Le boulevard du 20 Mai n’avait jamais vibré ainsi. En cette matinée du 8 mars 2026, plus de 33 000 Camerounaises l’ont arpenté, le pas assuré, pour célébrer la 41e Journée internationale des droits de la femme. Une vague humaine, dense et déterminée.
Une marée féminine sur le boulevard du 20 Mai
Le décor était à la mesure de l’instant. Drapeaux, pancartes et tenues colorées composaient un tableau saisissant. La capitale camerounaise s’est offerte en théâtre d’une mobilisation rare, où la dignité féminine s’affichait sans détour, à ciel ouvert.
Sous une banderole devenue mot d’ordre, « Droits. Justice. Action. Pour toutes les femmes et les filles », chacune avançait avec ses revendications. Le thème, choisi pour cette édition, donnait le ton d’une semaine entière d’activités placée sous le signe de l’engagement.
Toutes les Camerounaises, sans exception
La force de ce défilé tenait à sa diversité. Fonctionnaires, commerçantes, agricultrices, étudiantes et cheffes d’entreprise se sont mêlées dans un même élan. Aucune condition n’était de trop pour rejoindre le cortège ce dimanche matin.
Aux côtés des civiles, des membres des forces de sécurité ont défilé en uniforme. Des femmes en situation de handicap ont également pris part au mouvement, rappelant que l’égalité ne saurait laisser personne au bord du chemin. Une représentativité assumée.

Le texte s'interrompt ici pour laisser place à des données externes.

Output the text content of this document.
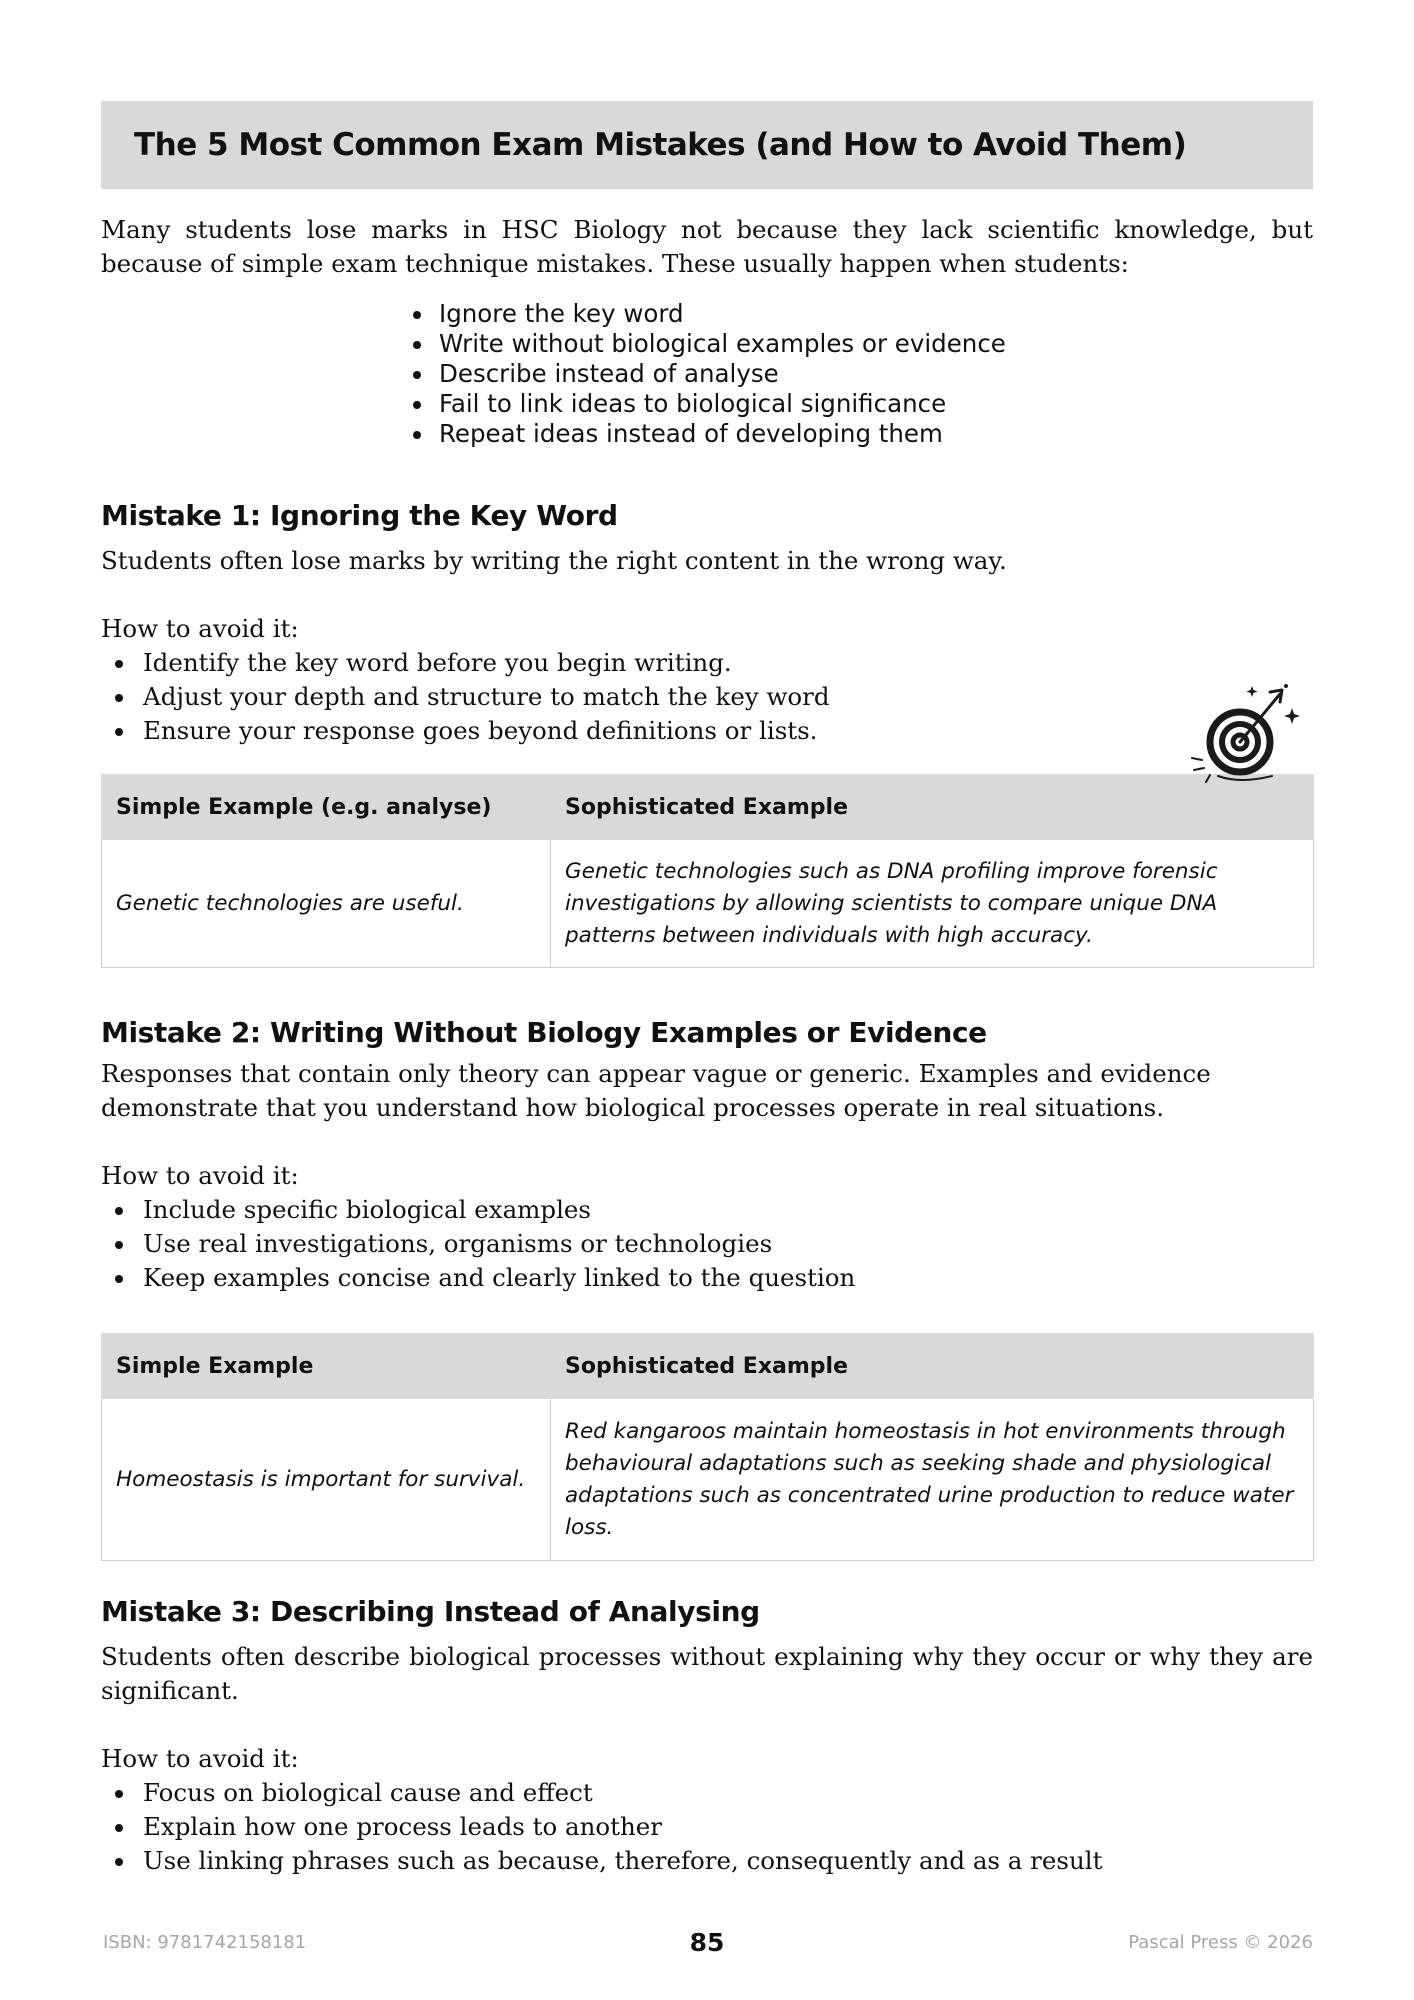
The 5 Most Common Exam Mistakes (and How to Avoid Them)

Many students lose marks in HSC Biology not because they lack scientific knowledge, but because of simple exam technique mistakes. These usually happen when students:

Ignore the key word
Write without biological examples or evidence
Describe instead of analyse
Fail to link ideas to biological significance
Repeat ideas instead of developing them
Mistake 1: Ignoring the Key Word

Students often lose marks by writing the right content in the wrong way.

How to avoid it:

Identify the key word before you begin writing.
Adjust your depth and structure to match the key word
Ensure your response goes beyond definitions or lists.
Simple Example (e.g. analyse)	Sophisticated Example
Genetic technologies are useful.	Genetic technologies such as DNA profiling improve forensic investigations by allowing scientists to compare unique DNA patterns between individuals with high accuracy.
Mistake 2: Writing Without Biology Examples or Evidence

Responses that contain only theory can appear vague or generic. Examples and evidence demonstrate that you understand how biological processes operate in real situations.

How to avoid it:

Include specific biological examples
Use real investigations, organisms or technologies
Keep examples concise and clearly linked to the question
Simple Example	Sophisticated Example
Homeostasis is important for survival.	Red kangaroos maintain homeostasis in hot environments through behavioural adaptations such as seeking shade and physiological adaptations such as concentrated urine production to reduce water loss.
Mistake 3: Describing Instead of Analysing

Students often describe biological processes without explaining why they occur or why they are significant.

How to avoid it:

Focus on biological cause and effect
Explain how one process leads to another
Use linking phrases such as because, therefore, consequently and as a result
ISBN: 9781742158181	85	Pascal Press © 2026
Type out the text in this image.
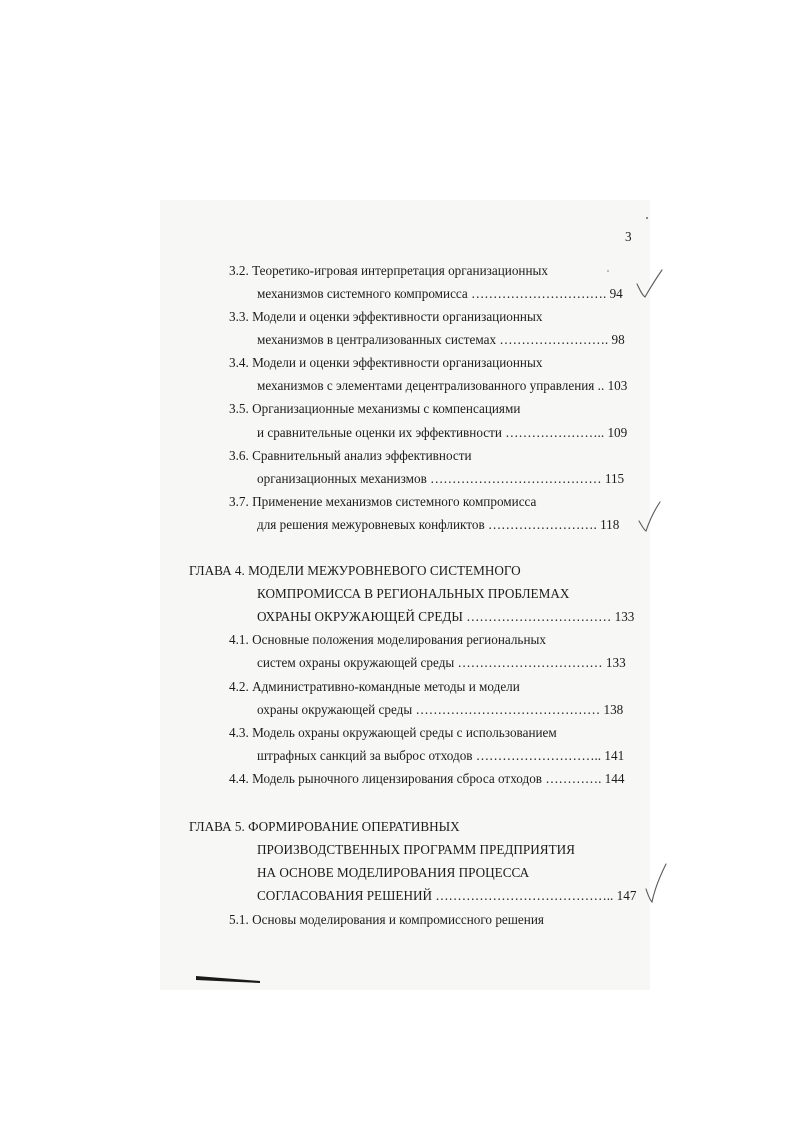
3
3.2. Теоретико-игровая интерпретация организационных
механизмов системного компромисса …………………………. 94
3.3. Модели и оценки эффективности организационных
механизмов в централизованных системах ……………………. 98
3.4. Модели и оценки эффективности организационных
механизмов с элементами децентрализованного управления .. 103
3.5. Организационные механизмы с компенсациями
и сравнительные оценки их эффективности ………………….. 109
3.6. Сравнительный анализ эффективности
организационных механизмов ………………………………… 115
3.7. Применение механизмов системного компромисса
для решения межуровневых конфликтов ……………………. 118
ГЛАВА 4. МОДЕЛИ МЕЖУРОВНЕВОГО СИСТЕМНОГО
КОМПРОМИССА В РЕГИОНАЛЬНЫХ ПРОБЛЕМАХ
ОХРАНЫ ОКРУЖАЮЩЕЙ СРЕДЫ …………………………… 133
4.1. Основные положения моделирования региональных
систем охраны окружающей среды …………………………… 133
4.2. Административно-командные методы и модели
охраны окружающей среды …………………………………… 138
4.3. Модель охраны окружающей среды с использованием
штрафных санкций за выброс отходов ……………………….. 141
4.4. Модель рыночного лицензирования сброса отходов …………. 144
ГЛАВА 5. ФОРМИРОВАНИЕ ОПЕРАТИВНЫХ
ПРОИЗВОДСТВЕННЫХ ПРОГРАММ ПРЕДПРИЯТИЯ
НА ОСНОВЕ МОДЕЛИРОВАНИЯ ПРОЦЕССА
СОГЛАСОВАНИЯ РЕШЕНИЙ ………………………………….. 147
5.1. Основы моделирования и компромиссного решения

Cette pluralité disait l’essentiel. Les droits des femmes ne se déclinent pas en catégories, ni en privilèges réservés à quelques-unes. Du bureau au champ, de l’amphithéâtre à l’atelier, la même aspiration traversait les rangs : être pleinement reconnues.
La présidence de Chantal Biya
La cérémonie s’est déroulée sous la présidence de la Première dame, Chantal Biya, entourée de membres du gouvernement. Sa présence conférait à l’événement une dimension officielle, scellant l’attention portée par les plus hautes sphères à la cause défendue ce jour-là.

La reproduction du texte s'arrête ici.